Friday, November 07, 2008

if it was meant to be...

nina.
from a series simply called
the hotel room stories.

the girls just left
after a wonderful night of talks upon talks
and stories upon stories.
with laughs upon laughs.

and i'm just finishing off a last glass of wine
before i say good night myself.
because in just a few hours, it's time to start a new day again.
early. saturday. morning.

and today was another good day.
i managed to leave the office a bit early
only to get stuck in a bit of a traffic jam.
and instead of cursing or getting in a fret,
i simply put in a good cd and thought to myself
this is just the way it's meant to be...

i like those moments when you can turn the music up just a bit louder,
and sing just a bit out of key
and it doesn't even matter if the person stuck in the car beside you
has a quirky smile on their face
while prolly questioning your sanity at that given moment of time.
so i just smiled back, shrugged my shoulder and carried on
all the more out of key.
i was going to drive over to france to get what i needed for dinner
i like to do that every now and then.
but thanks to the slight interuption of stau on the autobahn,
i stuck to my side of the map instead
and picked up everything in the store across the street.

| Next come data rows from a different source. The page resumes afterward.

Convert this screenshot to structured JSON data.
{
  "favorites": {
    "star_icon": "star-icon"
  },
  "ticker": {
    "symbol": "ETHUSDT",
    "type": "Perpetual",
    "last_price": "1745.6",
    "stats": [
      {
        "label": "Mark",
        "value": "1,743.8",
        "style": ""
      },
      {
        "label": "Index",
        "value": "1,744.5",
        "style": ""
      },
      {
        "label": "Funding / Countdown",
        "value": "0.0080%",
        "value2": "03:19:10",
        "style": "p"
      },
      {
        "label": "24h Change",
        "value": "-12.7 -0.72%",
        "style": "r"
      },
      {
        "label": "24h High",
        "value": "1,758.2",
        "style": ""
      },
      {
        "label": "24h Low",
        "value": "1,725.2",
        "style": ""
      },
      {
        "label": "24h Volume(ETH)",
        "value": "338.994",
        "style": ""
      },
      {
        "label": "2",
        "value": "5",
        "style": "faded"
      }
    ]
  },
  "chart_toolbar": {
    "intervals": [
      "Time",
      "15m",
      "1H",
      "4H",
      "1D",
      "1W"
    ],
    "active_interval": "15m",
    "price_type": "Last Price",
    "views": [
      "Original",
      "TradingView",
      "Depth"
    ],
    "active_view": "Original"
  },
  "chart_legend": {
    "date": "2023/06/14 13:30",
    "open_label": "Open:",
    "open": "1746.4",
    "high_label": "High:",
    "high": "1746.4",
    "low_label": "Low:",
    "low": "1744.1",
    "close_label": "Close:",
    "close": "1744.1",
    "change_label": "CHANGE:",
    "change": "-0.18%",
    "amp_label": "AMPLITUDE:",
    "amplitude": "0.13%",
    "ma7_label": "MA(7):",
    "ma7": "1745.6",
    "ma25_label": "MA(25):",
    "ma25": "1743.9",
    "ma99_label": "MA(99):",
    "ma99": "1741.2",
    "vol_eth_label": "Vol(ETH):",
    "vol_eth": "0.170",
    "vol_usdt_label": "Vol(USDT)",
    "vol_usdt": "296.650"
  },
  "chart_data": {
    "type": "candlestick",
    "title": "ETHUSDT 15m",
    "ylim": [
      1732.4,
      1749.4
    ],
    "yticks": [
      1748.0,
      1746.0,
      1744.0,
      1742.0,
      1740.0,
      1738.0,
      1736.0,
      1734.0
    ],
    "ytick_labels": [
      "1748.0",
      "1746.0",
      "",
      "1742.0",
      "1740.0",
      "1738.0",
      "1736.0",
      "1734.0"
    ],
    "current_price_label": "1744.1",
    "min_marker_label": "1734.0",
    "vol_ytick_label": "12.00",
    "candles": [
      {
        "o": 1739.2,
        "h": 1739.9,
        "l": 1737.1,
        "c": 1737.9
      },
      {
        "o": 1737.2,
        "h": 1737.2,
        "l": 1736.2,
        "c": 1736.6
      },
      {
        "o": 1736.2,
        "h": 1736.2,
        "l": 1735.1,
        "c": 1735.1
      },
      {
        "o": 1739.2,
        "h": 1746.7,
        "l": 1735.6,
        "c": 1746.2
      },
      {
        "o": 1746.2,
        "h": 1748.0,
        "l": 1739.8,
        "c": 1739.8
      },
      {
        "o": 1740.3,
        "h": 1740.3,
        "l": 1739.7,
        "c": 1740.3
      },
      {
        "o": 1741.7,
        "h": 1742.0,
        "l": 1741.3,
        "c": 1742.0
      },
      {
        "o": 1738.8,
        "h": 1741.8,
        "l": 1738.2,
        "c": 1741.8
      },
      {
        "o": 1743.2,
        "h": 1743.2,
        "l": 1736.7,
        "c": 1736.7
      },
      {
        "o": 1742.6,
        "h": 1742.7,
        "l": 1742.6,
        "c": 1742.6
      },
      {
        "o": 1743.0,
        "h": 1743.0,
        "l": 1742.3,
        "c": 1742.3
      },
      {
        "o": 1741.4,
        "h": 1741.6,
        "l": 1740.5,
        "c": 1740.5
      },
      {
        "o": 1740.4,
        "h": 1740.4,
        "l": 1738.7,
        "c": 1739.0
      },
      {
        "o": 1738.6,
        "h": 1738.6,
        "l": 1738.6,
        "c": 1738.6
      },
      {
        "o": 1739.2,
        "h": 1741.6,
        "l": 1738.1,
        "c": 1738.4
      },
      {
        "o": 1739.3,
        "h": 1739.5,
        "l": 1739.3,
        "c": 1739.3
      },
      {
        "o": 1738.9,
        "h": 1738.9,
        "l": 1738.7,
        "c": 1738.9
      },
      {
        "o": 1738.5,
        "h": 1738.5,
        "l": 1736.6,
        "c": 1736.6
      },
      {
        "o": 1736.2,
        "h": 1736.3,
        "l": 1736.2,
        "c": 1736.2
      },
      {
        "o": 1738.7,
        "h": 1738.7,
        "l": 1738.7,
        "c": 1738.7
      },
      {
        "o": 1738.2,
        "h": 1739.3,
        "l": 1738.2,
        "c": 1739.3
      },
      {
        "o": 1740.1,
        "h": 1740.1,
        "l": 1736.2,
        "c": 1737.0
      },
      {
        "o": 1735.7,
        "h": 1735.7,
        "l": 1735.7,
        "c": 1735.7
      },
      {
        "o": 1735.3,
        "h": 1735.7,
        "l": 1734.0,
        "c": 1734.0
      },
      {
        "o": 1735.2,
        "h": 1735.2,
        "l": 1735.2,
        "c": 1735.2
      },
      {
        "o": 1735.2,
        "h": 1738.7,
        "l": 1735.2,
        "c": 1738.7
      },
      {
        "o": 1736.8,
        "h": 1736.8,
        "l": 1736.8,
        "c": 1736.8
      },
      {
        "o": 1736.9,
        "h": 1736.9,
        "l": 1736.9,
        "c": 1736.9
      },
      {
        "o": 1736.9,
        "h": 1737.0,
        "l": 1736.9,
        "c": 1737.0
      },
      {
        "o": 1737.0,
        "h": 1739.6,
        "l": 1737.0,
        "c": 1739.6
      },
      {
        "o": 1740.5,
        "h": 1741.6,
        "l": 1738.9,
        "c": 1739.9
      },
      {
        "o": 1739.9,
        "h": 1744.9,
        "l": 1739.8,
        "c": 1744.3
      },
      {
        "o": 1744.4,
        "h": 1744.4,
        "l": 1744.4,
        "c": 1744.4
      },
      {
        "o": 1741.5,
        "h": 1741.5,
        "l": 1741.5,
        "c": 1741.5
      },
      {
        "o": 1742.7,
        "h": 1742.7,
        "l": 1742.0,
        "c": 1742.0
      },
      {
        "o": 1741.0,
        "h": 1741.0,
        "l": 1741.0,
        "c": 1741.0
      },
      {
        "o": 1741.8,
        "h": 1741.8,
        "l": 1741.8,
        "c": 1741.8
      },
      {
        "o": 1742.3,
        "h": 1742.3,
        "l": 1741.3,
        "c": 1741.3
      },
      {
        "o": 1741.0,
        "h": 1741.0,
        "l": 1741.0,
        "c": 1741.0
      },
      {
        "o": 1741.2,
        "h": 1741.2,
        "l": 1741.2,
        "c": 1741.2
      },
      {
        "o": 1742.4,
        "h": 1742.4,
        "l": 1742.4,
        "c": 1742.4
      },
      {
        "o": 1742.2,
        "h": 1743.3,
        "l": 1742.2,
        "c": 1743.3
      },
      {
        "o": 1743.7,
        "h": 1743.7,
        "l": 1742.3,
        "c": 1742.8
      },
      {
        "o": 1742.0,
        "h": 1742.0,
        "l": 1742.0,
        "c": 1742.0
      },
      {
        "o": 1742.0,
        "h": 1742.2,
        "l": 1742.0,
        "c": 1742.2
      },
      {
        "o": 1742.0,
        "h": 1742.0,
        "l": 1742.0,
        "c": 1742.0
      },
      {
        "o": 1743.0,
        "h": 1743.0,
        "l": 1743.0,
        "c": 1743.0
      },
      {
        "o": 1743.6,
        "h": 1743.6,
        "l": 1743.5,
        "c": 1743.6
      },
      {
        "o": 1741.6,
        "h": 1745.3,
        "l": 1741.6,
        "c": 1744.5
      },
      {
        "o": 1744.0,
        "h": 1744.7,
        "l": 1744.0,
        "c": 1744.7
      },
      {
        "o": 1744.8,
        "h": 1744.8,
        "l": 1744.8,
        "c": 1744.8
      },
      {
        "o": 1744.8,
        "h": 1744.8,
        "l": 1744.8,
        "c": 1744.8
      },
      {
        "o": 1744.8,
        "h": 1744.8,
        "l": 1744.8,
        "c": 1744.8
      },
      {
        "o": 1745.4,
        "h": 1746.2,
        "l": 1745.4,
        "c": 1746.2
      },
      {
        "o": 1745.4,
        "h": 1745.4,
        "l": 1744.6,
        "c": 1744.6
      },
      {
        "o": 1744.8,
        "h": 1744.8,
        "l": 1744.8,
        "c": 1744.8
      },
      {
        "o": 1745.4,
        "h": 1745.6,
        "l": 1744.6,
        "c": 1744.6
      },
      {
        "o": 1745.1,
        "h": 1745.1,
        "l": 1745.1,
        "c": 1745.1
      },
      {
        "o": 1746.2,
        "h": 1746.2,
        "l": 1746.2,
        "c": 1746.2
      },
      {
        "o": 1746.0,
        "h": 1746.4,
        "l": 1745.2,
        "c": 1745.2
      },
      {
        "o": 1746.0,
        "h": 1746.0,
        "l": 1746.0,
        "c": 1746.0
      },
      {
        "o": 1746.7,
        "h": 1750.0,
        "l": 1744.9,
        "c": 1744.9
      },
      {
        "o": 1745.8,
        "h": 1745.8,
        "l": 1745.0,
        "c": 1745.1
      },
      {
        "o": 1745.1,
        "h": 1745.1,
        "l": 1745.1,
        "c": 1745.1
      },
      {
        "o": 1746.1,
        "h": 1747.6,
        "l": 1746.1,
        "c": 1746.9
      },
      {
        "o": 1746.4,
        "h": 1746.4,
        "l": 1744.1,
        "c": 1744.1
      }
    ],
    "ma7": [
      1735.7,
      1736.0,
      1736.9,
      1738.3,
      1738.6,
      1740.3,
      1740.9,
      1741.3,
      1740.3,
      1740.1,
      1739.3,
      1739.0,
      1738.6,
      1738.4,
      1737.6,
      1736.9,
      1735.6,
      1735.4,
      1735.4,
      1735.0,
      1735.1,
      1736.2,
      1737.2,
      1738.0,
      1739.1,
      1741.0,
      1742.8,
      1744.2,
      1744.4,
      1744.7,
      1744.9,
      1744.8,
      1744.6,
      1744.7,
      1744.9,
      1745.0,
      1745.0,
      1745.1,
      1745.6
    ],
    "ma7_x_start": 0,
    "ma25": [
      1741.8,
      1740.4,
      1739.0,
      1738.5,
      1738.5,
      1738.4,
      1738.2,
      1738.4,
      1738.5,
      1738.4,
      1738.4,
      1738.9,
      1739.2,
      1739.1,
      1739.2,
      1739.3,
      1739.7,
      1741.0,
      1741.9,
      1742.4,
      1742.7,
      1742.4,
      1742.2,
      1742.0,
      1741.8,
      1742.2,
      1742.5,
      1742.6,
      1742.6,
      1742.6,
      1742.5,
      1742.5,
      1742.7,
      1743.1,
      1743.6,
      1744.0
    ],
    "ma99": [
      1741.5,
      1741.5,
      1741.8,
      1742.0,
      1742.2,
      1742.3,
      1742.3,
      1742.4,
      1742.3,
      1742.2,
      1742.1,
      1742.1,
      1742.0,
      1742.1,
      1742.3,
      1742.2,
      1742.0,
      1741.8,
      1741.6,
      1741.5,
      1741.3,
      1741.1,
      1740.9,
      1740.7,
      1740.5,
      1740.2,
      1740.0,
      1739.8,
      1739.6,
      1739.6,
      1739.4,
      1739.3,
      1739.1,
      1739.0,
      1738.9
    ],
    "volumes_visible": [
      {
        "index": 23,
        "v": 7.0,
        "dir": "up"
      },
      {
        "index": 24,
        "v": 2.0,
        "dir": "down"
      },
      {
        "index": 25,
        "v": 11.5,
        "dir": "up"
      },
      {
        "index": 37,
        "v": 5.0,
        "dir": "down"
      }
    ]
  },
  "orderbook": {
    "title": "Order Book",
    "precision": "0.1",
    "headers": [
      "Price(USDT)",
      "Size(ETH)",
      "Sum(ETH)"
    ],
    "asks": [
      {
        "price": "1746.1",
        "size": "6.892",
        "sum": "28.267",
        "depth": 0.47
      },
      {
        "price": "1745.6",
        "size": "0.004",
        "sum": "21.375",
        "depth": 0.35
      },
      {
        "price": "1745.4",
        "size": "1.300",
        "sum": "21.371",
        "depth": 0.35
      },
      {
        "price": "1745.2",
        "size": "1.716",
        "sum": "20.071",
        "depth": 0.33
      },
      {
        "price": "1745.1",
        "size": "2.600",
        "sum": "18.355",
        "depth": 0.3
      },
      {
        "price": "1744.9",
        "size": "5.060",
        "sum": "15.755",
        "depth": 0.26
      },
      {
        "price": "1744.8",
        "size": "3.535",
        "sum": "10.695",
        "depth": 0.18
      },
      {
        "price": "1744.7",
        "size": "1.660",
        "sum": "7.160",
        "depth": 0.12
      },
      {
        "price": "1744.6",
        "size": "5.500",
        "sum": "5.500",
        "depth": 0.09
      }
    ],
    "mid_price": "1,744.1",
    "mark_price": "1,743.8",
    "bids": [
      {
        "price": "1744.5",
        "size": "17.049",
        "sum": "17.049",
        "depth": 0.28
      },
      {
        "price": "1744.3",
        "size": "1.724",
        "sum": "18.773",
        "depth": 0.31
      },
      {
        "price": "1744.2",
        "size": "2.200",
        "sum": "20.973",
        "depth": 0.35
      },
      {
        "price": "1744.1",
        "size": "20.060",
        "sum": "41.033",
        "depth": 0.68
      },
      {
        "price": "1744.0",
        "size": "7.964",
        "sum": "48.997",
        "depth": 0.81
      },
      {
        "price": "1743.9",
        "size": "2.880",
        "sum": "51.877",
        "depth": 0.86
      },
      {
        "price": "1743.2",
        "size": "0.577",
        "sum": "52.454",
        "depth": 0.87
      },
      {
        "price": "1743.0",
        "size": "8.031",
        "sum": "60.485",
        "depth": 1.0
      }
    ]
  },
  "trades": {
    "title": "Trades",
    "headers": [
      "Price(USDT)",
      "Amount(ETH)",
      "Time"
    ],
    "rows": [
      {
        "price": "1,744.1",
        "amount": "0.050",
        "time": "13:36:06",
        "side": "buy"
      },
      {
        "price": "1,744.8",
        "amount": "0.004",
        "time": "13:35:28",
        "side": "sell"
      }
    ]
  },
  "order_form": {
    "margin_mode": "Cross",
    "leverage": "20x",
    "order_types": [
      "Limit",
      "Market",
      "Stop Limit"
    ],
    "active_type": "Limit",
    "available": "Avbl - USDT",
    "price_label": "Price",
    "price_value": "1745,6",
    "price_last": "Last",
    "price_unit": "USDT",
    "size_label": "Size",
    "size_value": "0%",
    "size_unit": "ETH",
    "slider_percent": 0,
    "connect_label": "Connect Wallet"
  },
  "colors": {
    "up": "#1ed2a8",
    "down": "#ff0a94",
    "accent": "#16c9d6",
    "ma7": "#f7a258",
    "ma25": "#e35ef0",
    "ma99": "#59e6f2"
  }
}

yes, i also stuck with the idea
of steamed artichokes and a vinagrette as the entrée
and then mussels. mussels. mussels. white wine mussels.

but the other sweet joy,
was coming home and seeing that i won my auction on ebay.
i placed my bid this morning as i left the house
just to be sure i didn't miss it again.

i've been trying for the past week
to get a lovely copy, an older edition book or script of tristan and isolde.
not just for myself
but as a gift for someone that's been such an inspiration to me.
a woman that i've so long looked up to and admired from a distance.
for her work. her creations. her visions. her success,
and i never dared to believe, our paths would cross as they have.
(another story i had wanted to share,
but again, to be saved for another day of one day).

and i didn't want it to be just any edition, or any old book,
rather one that i knew "this is the one.... this is just the right one."
yes. those moments when you simply know.

and tristan and isolde has always been a story
that captured me. fascinated me.
set me off to little dreams
of walks on maps of places i've been. and places i've longed to be.

and the other day, as i was leaving from a meeting with this woman,
working on a project with her,
i left with such a surge in me, and such an energy.
that i can't really explain.
but i felt she had just given me so much...
inspiration. and confirmation.
and yet there she was, telling me i had done the same.

her work and her collections are always based on stories.
they hold little tales. and symbolisms.
she manages to create what i sometimes wish
i could create and i could share.
and that's when i realised, maybe i can do it.
just in a different way.

and as i stepped out,
suddenly it was the story of tristan and isolde i saw before me again.
it was a vision, a geistesblitz and a trait d'esprit.
and it was just a thought that kind of held on to me.
and then i thought, if anyone could capture it,
create it in a new story, a beautiful story,
then franziska it could be.

and then i simply thought it's something i need to do silently,
share the inspiration silently.
and in between the lines.
by simply giving a gift.

and it was a very clear thought.
and something i knew i want to do
just as much as i need to do.

i missed out on the first auction of what i had found.
"this is the one... i know this is the one".
and for a moment, it left me a bit devasted.
i'll admit that in all true honesty.
but then i reminded myself,
if it was meant to be
it will be.

and i made a wish.
a wish that came from the deepest of the heart wish.
needless to say, the auction was placed again.
so i waited and marked today in my calender.
and although i usually don't place my bid or say my word
until the last moment appears,
this morning i left with the knowing and the belief,
and i said to myself again and again,
if it was meant to be
it will be.
.
and so it was.
you know, sometimes i truely believe...
that's all you have to do.
is simply that. simply to believe.

and now there's another book and edition i found.
i like to think that this one will be a gift to myself.
an edition of tristan and isolde in french.
a language i don't speak.
but a language i feel.
it's an edition with the most lovely illustrations.

and sometimes yes, i also think it's good to give a gift to self as well,
just as it is, to be a gift to the self.

because if it was meant to be
it will be....

3 comments:

Anonymous said...

Oh, Life is humming and skipping along quite nicely for you these days - well, aside from the traffic on the autobahn. But you had a night with good girlfriends and red wine (ohhh...red wine!) and good music and mussels (mmm...mussels!) and the luck of ebay on your side, and a mentor that you look up to and who admires you, too. Yes, Life is sweet. :)

Anonymous said...

PS: I DO want to hear about your new collection and I DO want to hear about your mentor. And I also want to know, are most of your favourite photographs (the ones you've taken yourself) on Type 55 film?

Susan Schwake said...

sounds wonderful angie! i have the idea to get your photos out into the gallery again....out of the racks. so much beauty!